なぜそう考えたのか今となっては分からないが社会人になり立ての頃、50歳ぐらいで働くのを止めて後は好きなことをして暮らしたいと思っていた。ところが56歳の今も仕事は続けているし、仕事の量を年々増やしている気がしてならない。

 一方、頭と体は衰えつつある。人の名前など固有名詞がなかなか思い出せない。この半年間で老眼が悪化し、辞書の文字がまったく読めず虫眼鏡を使っている。1カ月前には極めて軽かったがいわゆるぎっくり腰になった。

 それでも夜の1時や2時まで原稿を書くのは平気なのだが後数年で60歳になること、しかも隠居などできず60歳以降も働き続けなければならないこと、を考えると何らかの改善が必要である。

 改善に先立ち、現状を把握しなければならない。自分は「一生食べていけるキャリア」を持っているのだろうか。実は頭の中の辞書に「キャリア」という言葉はなく、したがってこの言葉を使うことは滅多にないのだがあえて持ち出したのは4月末に出版された本をたまたま読んだからだ。

 『エンジニアの成長戦略 一生食べていけるキャリアをつくる』(匠習作著、日本実業出版社)という本である。匠氏は機械と総合技術監理の併願で技術士を受け、合格している。30年以上のエンジニアキャリアを通じて彼が身に付けた「自分の判断で自分の人生を設計し、PDCAで見直しながら、自分の夢を実現」するやり方を書いたという。

 通読し、印象に残った記述を抜き書きしたところ、10カ所あった。それぞれについて自問自答した結果を『「一生食べていけるキャリア」の有無が分かる10の質問』と題して報告する。

 この題名に疑問を抱く読者がおられると思うので説明したい。10の質問を勝手に作ったわけだが、それはそれで意味がある。実際、『エンジニアの成長戦略』の著者である匠氏は「どこから読んでも構わない。(中略)気軽に飛ばし読みして頂ければいい。それよりも、実践することのほうがはるかに大事だ」と冒頭に書いている。

 10の質問のどれかに関心を持った方は実践してみていただきたい。10の質問に飽き足らない方はこの本かあるいは別のキャリア関連本を読み、自分のための質問項目を作ればいいだろう。

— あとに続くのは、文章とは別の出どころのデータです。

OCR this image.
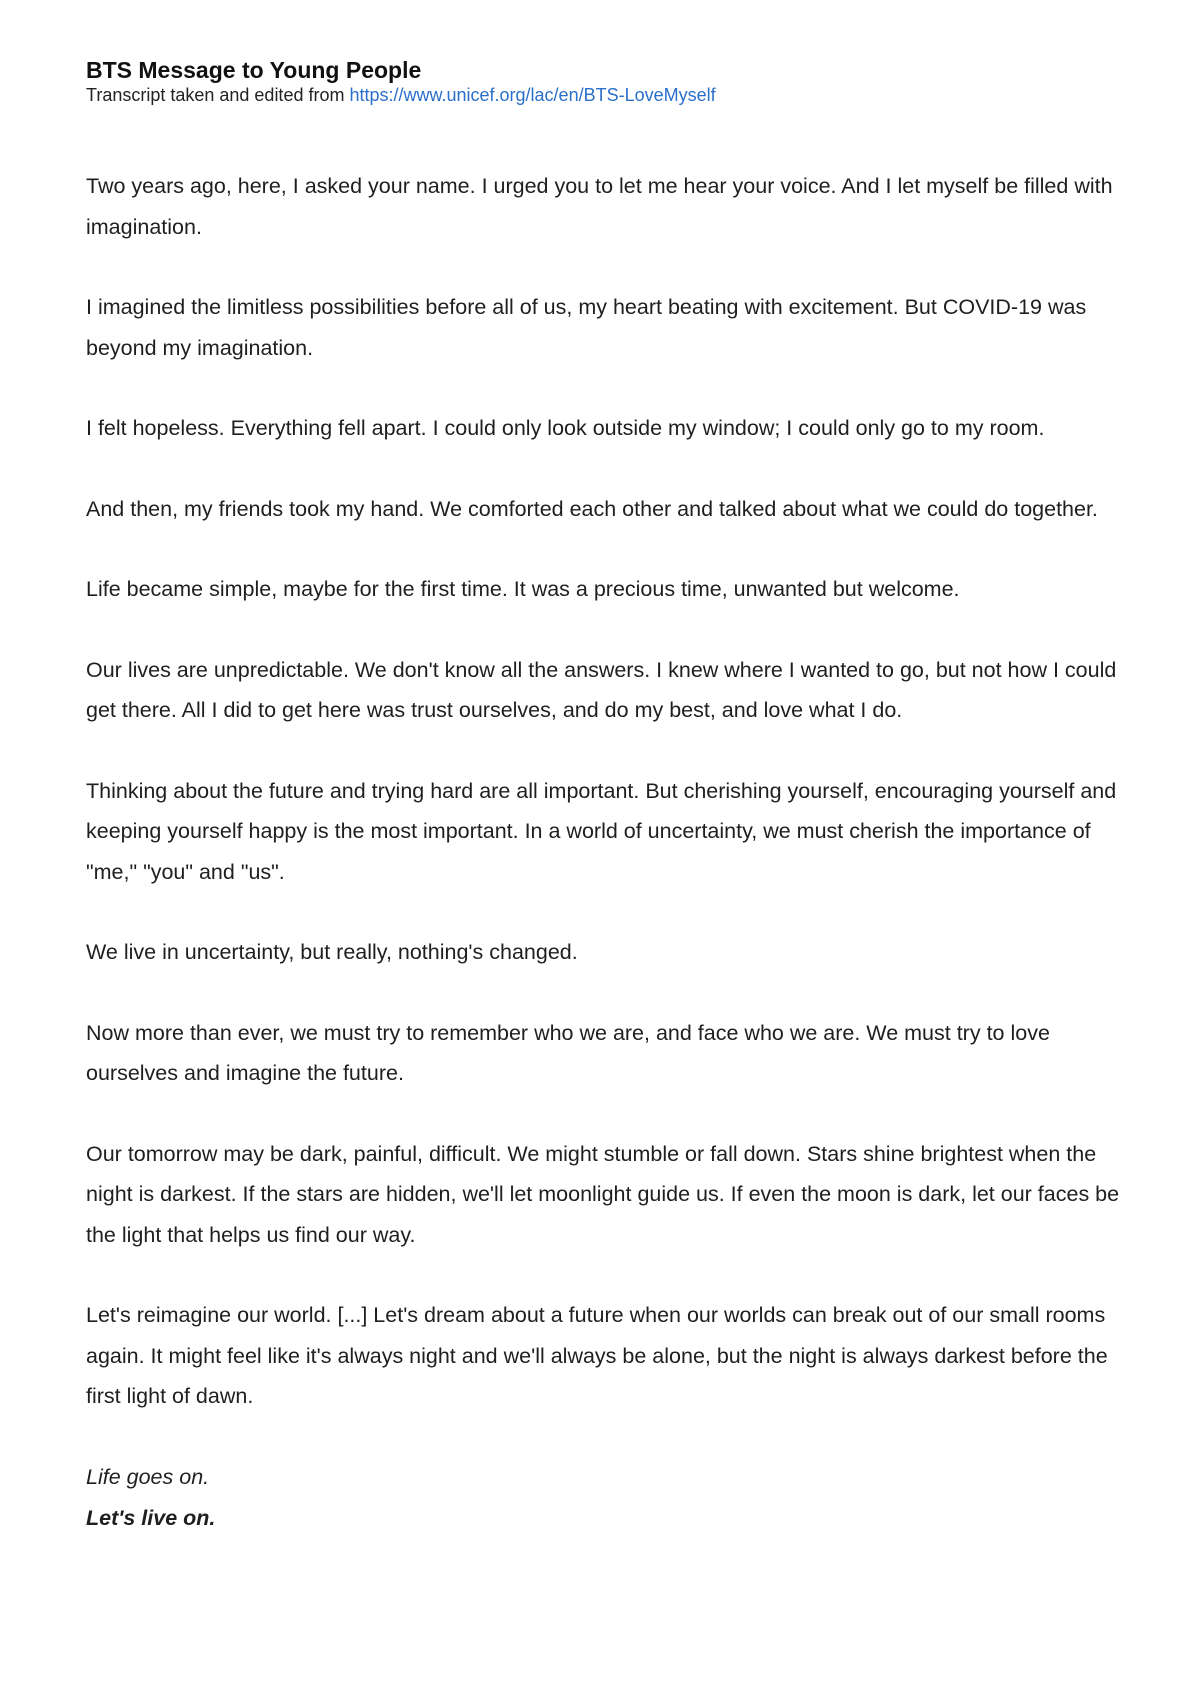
BTS Message to Young People

Transcript taken and edited from https://www.unicef.org/lac/en/BTS-LoveMyself

Two years ago, here, I asked your name. I urged you to let me hear your voice. And I let myself be filled with imagination.

I imagined the limitless possibilities before all of us, my heart beating with excitement. But COVID-19 was beyond my imagination.

I felt hopeless. Everything fell apart. I could only look outside my window; I could only go to my room.

And then, my friends took my hand. We comforted each other and talked about what we could do together.

Life became simple, maybe for the first time. It was a precious time, unwanted but welcome.

Our lives are unpredictable. We don't know all the answers. I knew where I wanted to go, but not how I could get there. All I did to get here was trust ourselves, and do my best, and love what I do.

Thinking about the future and trying hard are all important. But cherishing yourself, encouraging yourself and keeping yourself happy is the most important. In a world of uncertainty, we must cherish the importance of "me," "you" and "us".

We live in uncertainty, but really, nothing's changed.

Now more than ever, we must try to remember who we are, and face who we are. We must try to love ourselves and imagine the future.

Our tomorrow may be dark, painful, difficult. We might stumble or fall down. Stars shine brightest when the night is darkest. If the stars are hidden, we'll let moonlight guide us. If even the moon is dark, let our faces be the light that helps us find our way.

Let's reimagine our world. [...] Let's dream about a future when our worlds can break out of our small rooms again. It might feel like it's always night and we'll always be alone, but the night is always darkest before the first light of dawn.

Life goes on.

Let's live on.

 「そもそもエンジニアと記者や編集者は違う職種だ」という指摘が出そうだ。匠氏はエンジニアを「発明する人」と定義している。記者や編集者も発明する、とまでは書けないが、新しい何かを考案し、作る。エンジニアの中でもソフトウエアに関わる方と記者や編集者とは案外近いと思っている。

 日経コンピュータの編集長を務めていた時、Linuxを作ったリーナス・トーバルズ氏にインタビューした。トーバルス氏は「自分の仕事は雑誌の編集長のようなもの」と語った。Liunxという雑誌の編集方針は彼が決める。編集者や記事(プログラム)を書く記者は彼が選べる。編集長である彼が自ら記事を書く時もある。

質問1・人生設計図を描いたか

 「自分の人生が最も重要なプロジェクトであるはずだ。その最も大きいプロジェクトに計画表も設計図も作らないで挑むのはエンジニアらしくない」

 偶然だが4月末まで、人生を含む個人の諸活動をプロジェクトとみなし、それをマネジメントするための本を編集していた。ある理由から編集していて疲れを感じた。ようやく編集を終え、骨休めに匠氏の本を読んだところ、上記の文章に出くわし、さらに疲れてしまった。

 なぜ疲れたかというと自分の人生の設計図を描き、見直してきたキャリアがないからである。おぼろげな案を思い浮かべたことはある。その案を差し替えたこともある。だが人生をプロジェクトに見立ててマネジメントしてきた、PDCAを回してきたとは到底言えない。やってこなかったことをやるべきだと書かれた文章を読むと気が重くなる。

 強いて言うなら10年前、2007年に自分はどういう書き手になりたいかを考え、短い文章にまとめたことがある。それを紙片に手書きし、毎日持ち歩く手帳にはさんである。こういうものを作りたいと書いただけで設計図になっていないが、設計図につながる何かを書いたということにして話を進める。